A. zitja Bdv. (55 g). Both wings above brick-red with narrow black marginal band, which is more or less proximally prolonged at the veins; the forewing in addition with black costal margin, with a black dot in the cell, a larger one at the end of the cell and free black discal dots in 1 b to 6; hindwing above with some basal dots and with discal dots in 1 c to 7; forewing beneath without dark marginal band but with the extremities of the veins black, otherwise marked as above. The hindwing beneath with reddish ground-colour and with a narrow whitish median band, at the proximal side of which the discal dots are placed; the whitish colour of this band is continued to the distal margin as light lines at each side of the veins; the small transverse light marginal spots are proximally bordered by black streaks, which, however, do not touch in the middle. Madagascar. - ab. radiata Guen. differs in having the light bordering of the veins in the marginal band of the hindwing beneath much broader than in the type-form; the females have a yellow-brown ground-colour.

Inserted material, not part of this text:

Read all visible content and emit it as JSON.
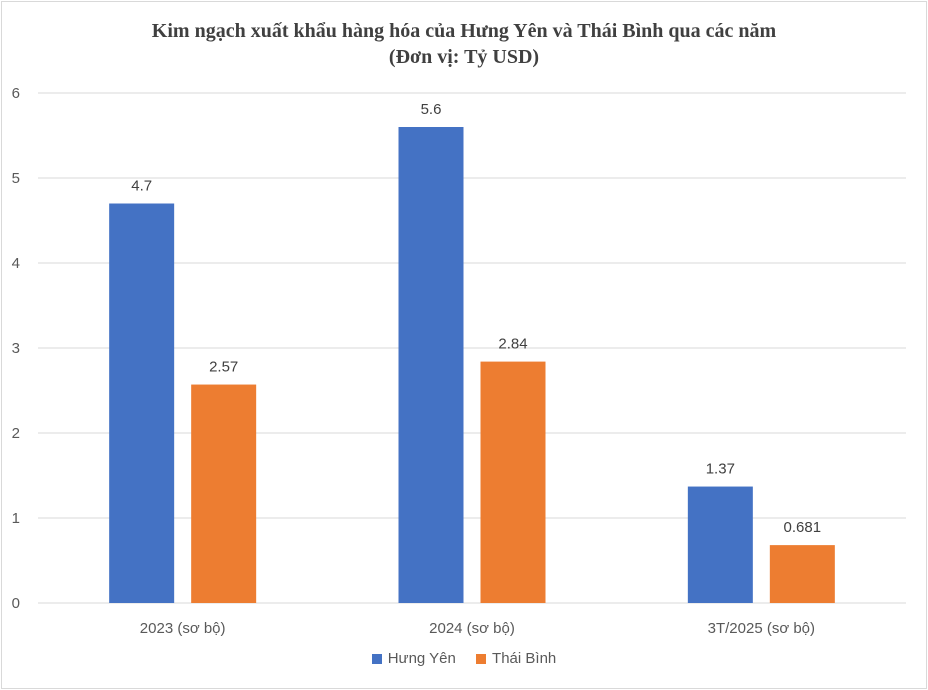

Madagascar. - female ab. calida Btlr. [ now species Acraea calida resembles radiata but has, instead of the marginal band of the upper surface, triangular black spots at the extremities of the veins. Madagascar. In ab. rakeli Bdv. the light bordering of the veins is entirely absent in the distal part of the hindwing beneath and also the proximal bordering of the marginal spots is often indistinct; hence the marginal band becomes almost unicolorous. - female ab. fumida Mab. has a grey ground-colour, on both wings relieved with whitish at the discal dots; the marginal band on the underside of the hindwing apparently always agrees with that of rakeli. Madagascar.
==Biology==
The habitat consists of forest margins, grassland and anthropogenic environments.